Kraft has also announced two new sustainability goals for 2015, measured against a 2010 baseline. It aims to increase sustainable sourcing of agricultural commodities by 25 percent, and cut 80 million km (50 million miles) from its transportation network.
The company’s existing goals, announced last May, are to eliminate 50,000 metric tons (100 million lbs.) of packaging material, and to cut manufacturing plants’ energy use, energy-related CO2 emissions, water consumption and waste by 15 percent each. The targets are all for 2015, from a 2010 baseline.
Among the footprinting results, the company has found that about 12 percent of its carbon footprint is from transportation and distribution of products from stores to consumers’ homes. About five percent is from consumers, mostly in food preparation.

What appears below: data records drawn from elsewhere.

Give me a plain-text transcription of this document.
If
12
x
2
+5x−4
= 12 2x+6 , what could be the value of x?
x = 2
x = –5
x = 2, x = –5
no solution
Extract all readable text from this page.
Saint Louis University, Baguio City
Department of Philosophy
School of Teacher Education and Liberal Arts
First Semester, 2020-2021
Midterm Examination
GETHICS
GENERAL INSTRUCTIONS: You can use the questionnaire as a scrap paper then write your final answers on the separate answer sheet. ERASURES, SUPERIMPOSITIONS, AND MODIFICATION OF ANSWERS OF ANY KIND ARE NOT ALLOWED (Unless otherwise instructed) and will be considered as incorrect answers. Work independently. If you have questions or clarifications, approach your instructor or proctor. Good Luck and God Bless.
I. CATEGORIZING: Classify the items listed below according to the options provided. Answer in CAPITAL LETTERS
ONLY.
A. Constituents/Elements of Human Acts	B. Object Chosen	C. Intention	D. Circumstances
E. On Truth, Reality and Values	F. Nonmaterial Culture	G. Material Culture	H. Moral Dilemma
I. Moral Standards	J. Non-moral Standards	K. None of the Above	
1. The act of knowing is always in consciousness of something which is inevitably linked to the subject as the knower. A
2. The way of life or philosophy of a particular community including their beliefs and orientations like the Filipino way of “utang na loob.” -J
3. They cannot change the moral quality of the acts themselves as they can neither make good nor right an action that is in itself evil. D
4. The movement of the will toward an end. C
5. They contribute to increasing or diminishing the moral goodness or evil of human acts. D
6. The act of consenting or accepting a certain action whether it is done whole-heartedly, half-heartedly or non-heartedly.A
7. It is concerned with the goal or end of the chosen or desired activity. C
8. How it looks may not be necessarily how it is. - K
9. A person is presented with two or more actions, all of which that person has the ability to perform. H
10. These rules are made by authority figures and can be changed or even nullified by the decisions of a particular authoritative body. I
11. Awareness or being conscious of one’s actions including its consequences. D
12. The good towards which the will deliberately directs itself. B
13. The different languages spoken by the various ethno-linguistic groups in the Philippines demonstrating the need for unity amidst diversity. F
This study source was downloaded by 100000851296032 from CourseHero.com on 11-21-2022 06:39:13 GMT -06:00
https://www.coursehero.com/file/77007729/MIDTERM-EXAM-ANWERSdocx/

Agriculture accounts for 80 percent of the company’s land impact and about 70 percent of its water footprint. Ten percent of its water impact comes from factories and offices, and another 10 percent from consumer use – again, mostly food preparation.
Kraft says the survey supports its sustainable agriculture efforts on key commodities to improve crop yields, reduce environmental impacts and improve the lives of farm workers.
The company said it has made significant progress against previous goals. Between 2005 and 2010, energy use was down 16 percent, CO2 emissions fell 18 percent, incoming water was down 30 percent, net waste dropped by 42 percent, packaging use fell by 100,000 metric tons, and 96 million km were removed from the company’s transportation and distribution network.
Kraft recently announced plans to raise product prices after droughts and floods drove up the cost of commodities.
In May, it agreed to pay $8.1 million to settle a class action lawsuit alleging that one of its factories polluted the air and water of 124 families’ homes in Attica, Ind.